7/10
Thirteen years can stretch like an ocean, but Senpai’s '25' feels like a message in a bottle finally washing ashore. Formed by brothers Renzo and Paolo Sala at the turn of the millennium, the Japanese-Genoese duo have always existed in a space between worlds.. With their sixth album, they lean into that liminal quality, crafting twelve tracks that shimmer with psych-pop colour while carrying the lived-in warmth of shared history.
Recorded between Genoa and Osaka, '25' is an album of parallels; east and west, past and present, dream and daylight. Renzo’s multi-instrumental palette conjures wide, cinematic textures that ebb between kaleidoscopic guitar work, measured piano lines, and string arrangements that feel almost like sudden gusts of wind through the mix. Paolo’s voice, familiar yet matured by the years, brings a grounding human thread, delivering melodies that sway with both delicacy and resolve.
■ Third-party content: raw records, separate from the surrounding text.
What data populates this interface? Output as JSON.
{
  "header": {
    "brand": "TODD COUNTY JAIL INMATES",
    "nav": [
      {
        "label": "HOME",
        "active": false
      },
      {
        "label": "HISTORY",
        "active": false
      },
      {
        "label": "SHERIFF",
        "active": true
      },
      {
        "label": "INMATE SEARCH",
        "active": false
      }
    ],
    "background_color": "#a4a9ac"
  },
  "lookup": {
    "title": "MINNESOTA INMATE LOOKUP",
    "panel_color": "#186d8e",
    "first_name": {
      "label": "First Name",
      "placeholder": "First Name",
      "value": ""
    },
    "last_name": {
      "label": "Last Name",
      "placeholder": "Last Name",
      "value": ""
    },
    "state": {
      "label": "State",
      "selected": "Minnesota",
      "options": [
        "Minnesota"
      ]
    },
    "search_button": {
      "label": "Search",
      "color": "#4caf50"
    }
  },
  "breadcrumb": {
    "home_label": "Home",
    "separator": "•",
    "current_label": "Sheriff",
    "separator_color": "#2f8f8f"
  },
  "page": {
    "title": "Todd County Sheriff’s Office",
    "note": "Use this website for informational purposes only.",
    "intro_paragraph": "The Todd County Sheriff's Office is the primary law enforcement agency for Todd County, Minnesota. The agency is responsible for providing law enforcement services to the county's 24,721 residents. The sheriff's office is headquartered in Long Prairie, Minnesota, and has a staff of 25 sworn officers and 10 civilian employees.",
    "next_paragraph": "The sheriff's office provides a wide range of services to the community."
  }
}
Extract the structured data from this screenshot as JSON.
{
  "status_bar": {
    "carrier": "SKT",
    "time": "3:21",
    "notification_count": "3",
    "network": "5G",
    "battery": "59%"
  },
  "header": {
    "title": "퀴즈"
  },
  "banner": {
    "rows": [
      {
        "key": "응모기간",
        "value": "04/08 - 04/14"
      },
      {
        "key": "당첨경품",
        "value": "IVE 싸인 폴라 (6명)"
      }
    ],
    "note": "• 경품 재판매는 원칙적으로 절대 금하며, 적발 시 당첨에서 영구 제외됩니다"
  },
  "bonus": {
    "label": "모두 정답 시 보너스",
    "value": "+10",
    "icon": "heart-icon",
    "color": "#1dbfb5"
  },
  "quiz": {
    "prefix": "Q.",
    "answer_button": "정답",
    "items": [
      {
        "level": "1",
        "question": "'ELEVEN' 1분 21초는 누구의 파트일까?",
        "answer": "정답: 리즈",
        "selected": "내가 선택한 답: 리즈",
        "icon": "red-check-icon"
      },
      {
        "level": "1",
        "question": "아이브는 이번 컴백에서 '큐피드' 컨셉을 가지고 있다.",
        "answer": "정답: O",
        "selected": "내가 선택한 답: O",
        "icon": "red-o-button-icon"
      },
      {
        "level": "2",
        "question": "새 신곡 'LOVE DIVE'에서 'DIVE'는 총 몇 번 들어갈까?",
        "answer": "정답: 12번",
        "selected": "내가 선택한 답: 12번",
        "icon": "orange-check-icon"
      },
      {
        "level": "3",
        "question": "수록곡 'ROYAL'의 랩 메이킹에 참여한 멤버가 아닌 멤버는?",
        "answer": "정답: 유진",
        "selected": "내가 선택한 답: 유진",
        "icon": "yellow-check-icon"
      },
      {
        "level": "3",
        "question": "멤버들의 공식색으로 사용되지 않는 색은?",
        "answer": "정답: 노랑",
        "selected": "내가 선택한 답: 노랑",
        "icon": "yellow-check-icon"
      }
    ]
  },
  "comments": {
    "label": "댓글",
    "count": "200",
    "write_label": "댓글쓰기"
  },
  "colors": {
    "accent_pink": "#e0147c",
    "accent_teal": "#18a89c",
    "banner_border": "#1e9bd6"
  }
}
Rather than chasing a reinvented identity, '25' feels content to stand in continuity with Senpai’s earlier work. There are nods to the off-kilter brightness of Well and the wistful undercurrents of Garret Afternoon, but the years away have lent their sound a kind of slow-blooming patience. Songs are given space to breathe and swirl in ambient hues before resolving into gently propulsive grooves. The psych elements are still there, but they’re tempered with less flash and more reflection.
It’s also an album deeply aware of its own timeline. '25' doesn’t just mark the band’s founding anniversary; it's a quiet acknowledgment of everything lived between then and now. Each track is its own postcard from the journey, but together they chart a map of persistence, kinship, and creative endurance.
For a band whose roots are split between two continents, '25' is proof that distance can still be a creative force The result is an album that sounds neither entirely Japanese nor wholly Italian, but distinctly Senpai; a rare hybrid of psych-pop curiosity and grounded melodic craft.